Exhibit A: The Guardians of Ga'Hoole, an ancient order of owl-knights, act like they don't have any more experienced or trusted warriors than the adolescent protagonists. The King and Queen, the teachers, all the other Guardians--they all leave every important aspect of the story up to the main characters with zero in-universe justification.
Exhibit B: Kludd's initiation into the Pure Ones inexplicably demands the murder of a family member, ignoring the fact that there couldn't be a more counterproductive method of proving one's worth; if the Pure Ones want to build a pure race/society of Tyto Albas, why would they purposefully kill off the potential breeders?
Exhibit C: There's no sense of time flow to the series. The narrative skips over massive periods, giving off the impression that only a few weeks are passing. And then a single line will suddenly clarify that years have gone by without so much as a nod.

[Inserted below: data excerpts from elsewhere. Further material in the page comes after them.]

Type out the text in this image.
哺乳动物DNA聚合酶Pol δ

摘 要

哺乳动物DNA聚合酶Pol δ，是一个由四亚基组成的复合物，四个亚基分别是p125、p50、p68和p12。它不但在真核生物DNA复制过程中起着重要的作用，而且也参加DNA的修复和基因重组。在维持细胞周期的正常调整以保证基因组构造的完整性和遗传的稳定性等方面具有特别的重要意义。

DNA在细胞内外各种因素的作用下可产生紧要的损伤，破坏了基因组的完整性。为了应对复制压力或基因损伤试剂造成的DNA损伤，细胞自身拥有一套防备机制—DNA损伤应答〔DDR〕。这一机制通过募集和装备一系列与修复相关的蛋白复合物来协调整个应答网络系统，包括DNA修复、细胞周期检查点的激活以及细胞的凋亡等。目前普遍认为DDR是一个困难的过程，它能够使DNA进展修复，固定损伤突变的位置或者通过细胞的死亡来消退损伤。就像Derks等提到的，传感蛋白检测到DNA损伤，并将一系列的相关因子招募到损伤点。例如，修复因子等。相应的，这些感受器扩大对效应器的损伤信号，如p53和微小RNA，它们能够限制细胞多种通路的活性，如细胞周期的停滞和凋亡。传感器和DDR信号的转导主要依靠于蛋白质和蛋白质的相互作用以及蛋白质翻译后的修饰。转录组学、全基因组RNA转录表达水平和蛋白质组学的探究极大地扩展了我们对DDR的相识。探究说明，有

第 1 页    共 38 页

Exhibit D: The protagonists are just as prejudiced and ruthless as the antagonists, and yet the narrative never once hints at the possibility that maybe the war isn't as morally black-and-white as the protagonists think. When the protagonists do something, it's good. When the antagonists do something, it's bad. No one questions this. Not the snakes that the protagonists have enslaved. Not the other birds that they spend so much time insulting. Not even the vultures that Twilight threatens to maim (in order to get them to join the Guardians in fighting the Pure Ones).
So I'm hoping that with the shift of focus that's coming in the next book, things will start to improve again. Unfortunately I'm starting to suspect it's not the Ga'Hoole series that doesn't work for me so much as it is Lasky's writing in general. I'm honestly wondering if what this series needed was just a brutally honest editor. There's enough here that it could have been great: an awesome team of characters at the core of the story, a secret society of owls who can use their specialized training and intellect for both war and humanitarianism (well, the owl equivalent of the term) depending on which needs doing, two opposing Big Bads to give the story some hints of moral ambiguity and opportunities for awesome team-ups and war tactics, a Cain and Abel aspect to explore psychologically, etcetera, etcetera. Instead, everything was handled in a rather clumsy fashion, and what could have been a great plot has thus far been lost on me.
Maybe I'll have better luck with Warriors.